Oui ! Albert Camus est bien un philosophe et homme de théâtre Pied-Noir, n’en déplaise aux idéologues en chambre de l’anti-colonialisme rétrospectif qui veulent en faire un Algérien, voire, pour certains révisionnistes et faussaires de l’Histoire au service du FLN, un porteur de valises en puissance. Voilà, c’est dit ! C’est mon opinion et je la partage.
Je ne reviendrai pas sur les débats proprement dits, sinon pour remarquer qu’ils sont très vite allés au-delà du thème de la violence politique, ce qui était, compte tenu de la riche personnalité de Camus, naturel et heureux. Les deux journées ayant été entièrement filmées par une équipe de télévision disposant de trois caméras, un DVD sera très prochainement mis à la disposition du public. Par ailleurs, le verbatim des interventions sera publié. Il me suffit de dire que, ce weekend, les trois cents personnes qui ont fait le déplacement de Masseube samedi et les cent-cinquante qui y furent dimanche ont vécu un colloque de très haute tenue intellectuelle et morale. L’assistance, parfaitement au niveau des intervenants, en a d’autant plus profité que les interventions ont été émaillées de traits d’humour, un registre dans lequel M. Jean-Pierre Brun s’est particulièrement distingué.

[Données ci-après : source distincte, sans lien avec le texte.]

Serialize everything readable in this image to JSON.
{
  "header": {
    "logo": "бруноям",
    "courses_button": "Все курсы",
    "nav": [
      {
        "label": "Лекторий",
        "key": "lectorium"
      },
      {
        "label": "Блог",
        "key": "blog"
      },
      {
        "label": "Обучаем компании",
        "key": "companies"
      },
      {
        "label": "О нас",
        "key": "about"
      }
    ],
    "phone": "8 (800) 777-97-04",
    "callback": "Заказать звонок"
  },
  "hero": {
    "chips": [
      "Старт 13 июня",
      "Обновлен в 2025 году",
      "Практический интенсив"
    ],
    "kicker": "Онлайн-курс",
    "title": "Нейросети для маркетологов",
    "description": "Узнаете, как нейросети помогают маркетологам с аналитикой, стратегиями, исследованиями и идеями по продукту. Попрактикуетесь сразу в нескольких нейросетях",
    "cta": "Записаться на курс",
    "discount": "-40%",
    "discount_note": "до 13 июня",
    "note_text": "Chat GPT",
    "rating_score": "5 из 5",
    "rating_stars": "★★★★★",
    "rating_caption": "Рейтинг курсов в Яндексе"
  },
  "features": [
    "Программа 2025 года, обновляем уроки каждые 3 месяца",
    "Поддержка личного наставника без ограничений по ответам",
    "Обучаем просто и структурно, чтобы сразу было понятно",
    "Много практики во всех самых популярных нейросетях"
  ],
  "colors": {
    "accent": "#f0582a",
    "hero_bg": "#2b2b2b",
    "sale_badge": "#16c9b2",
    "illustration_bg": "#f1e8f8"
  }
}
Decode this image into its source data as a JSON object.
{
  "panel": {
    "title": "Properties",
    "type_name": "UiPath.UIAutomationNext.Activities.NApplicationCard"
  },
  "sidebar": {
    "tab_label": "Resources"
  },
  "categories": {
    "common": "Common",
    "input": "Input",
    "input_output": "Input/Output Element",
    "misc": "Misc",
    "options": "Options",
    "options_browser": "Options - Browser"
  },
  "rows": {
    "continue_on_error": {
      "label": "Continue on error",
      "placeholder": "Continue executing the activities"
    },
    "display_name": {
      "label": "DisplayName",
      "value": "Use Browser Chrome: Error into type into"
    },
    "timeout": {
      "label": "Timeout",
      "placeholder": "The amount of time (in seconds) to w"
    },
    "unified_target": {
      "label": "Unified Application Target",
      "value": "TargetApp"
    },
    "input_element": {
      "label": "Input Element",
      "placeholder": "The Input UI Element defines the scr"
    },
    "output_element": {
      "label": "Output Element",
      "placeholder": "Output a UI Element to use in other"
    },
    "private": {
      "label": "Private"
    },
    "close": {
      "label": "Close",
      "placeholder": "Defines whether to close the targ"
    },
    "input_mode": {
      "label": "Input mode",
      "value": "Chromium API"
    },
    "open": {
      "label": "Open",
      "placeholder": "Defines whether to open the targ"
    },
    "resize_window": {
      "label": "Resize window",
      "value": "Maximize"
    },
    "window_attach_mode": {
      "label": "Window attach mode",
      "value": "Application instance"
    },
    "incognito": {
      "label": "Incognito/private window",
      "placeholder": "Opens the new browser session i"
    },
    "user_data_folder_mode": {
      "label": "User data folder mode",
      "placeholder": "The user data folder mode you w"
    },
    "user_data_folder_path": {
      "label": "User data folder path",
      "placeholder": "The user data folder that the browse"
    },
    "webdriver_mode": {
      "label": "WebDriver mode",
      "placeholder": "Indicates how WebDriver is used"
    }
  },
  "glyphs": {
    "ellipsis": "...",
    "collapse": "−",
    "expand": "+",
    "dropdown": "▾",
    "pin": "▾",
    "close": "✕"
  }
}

Mais l’invitée d’honneur de ce colloque était l’émotion. Dès vendredi soir, elle s’était emparée des cœurs de la cinquantaine de personnes qui avaient réservé pour le weekend. Samedi et, surtout, dimanche matin, dont l’essentiel était consacré au 5 juillet 62, les témoignages poignants des rescapés d’Oran ont mis en évidence la préméditation des terribles massacres commis ce jour-là. Tirs à la mitrailleuse 12.7 dès 9 heures du matin, contre les façades des maisons et sur les passants, poursuite des fuyards par des gens armés de couteaux et d’armes de poing jusqu’au fond des placards d’appartements, viols et assassinat d’enfants et de femmes sans défense, tuerie à la crosse de fusils, enlèvements dans des camions amenés là pour ça puis exécutions sommaires au couteau et au fusil à l’écart de la ville, rien n’a été épargné à des Européens d’Oran sidérés par la peur et la surprise. Le tout, par ordre d’un général Katz criminel, sans que l’Armée française appelée au secours ne daigne sortir de ses casernes.
Dans l’assistance, il y avait quelques dizaines de nos compatriotes patos. Tous sortirent de cette expérience bouleversés. C’est très réconfortant pour les PNH (Pieds-Noirs et Harkis) jusqu’à présent convaincus de l’indifférence des Français à leur drame. S’il fallait tirer une leçon de ce colloque, c’est celle-ci : les PNH ne sont pas seuls. Et, s’ils prennent la peine de l’informer eux-mêmes sans attendre que des médias hostiles le fassent pour eux, la France entière prendra partie pour eux.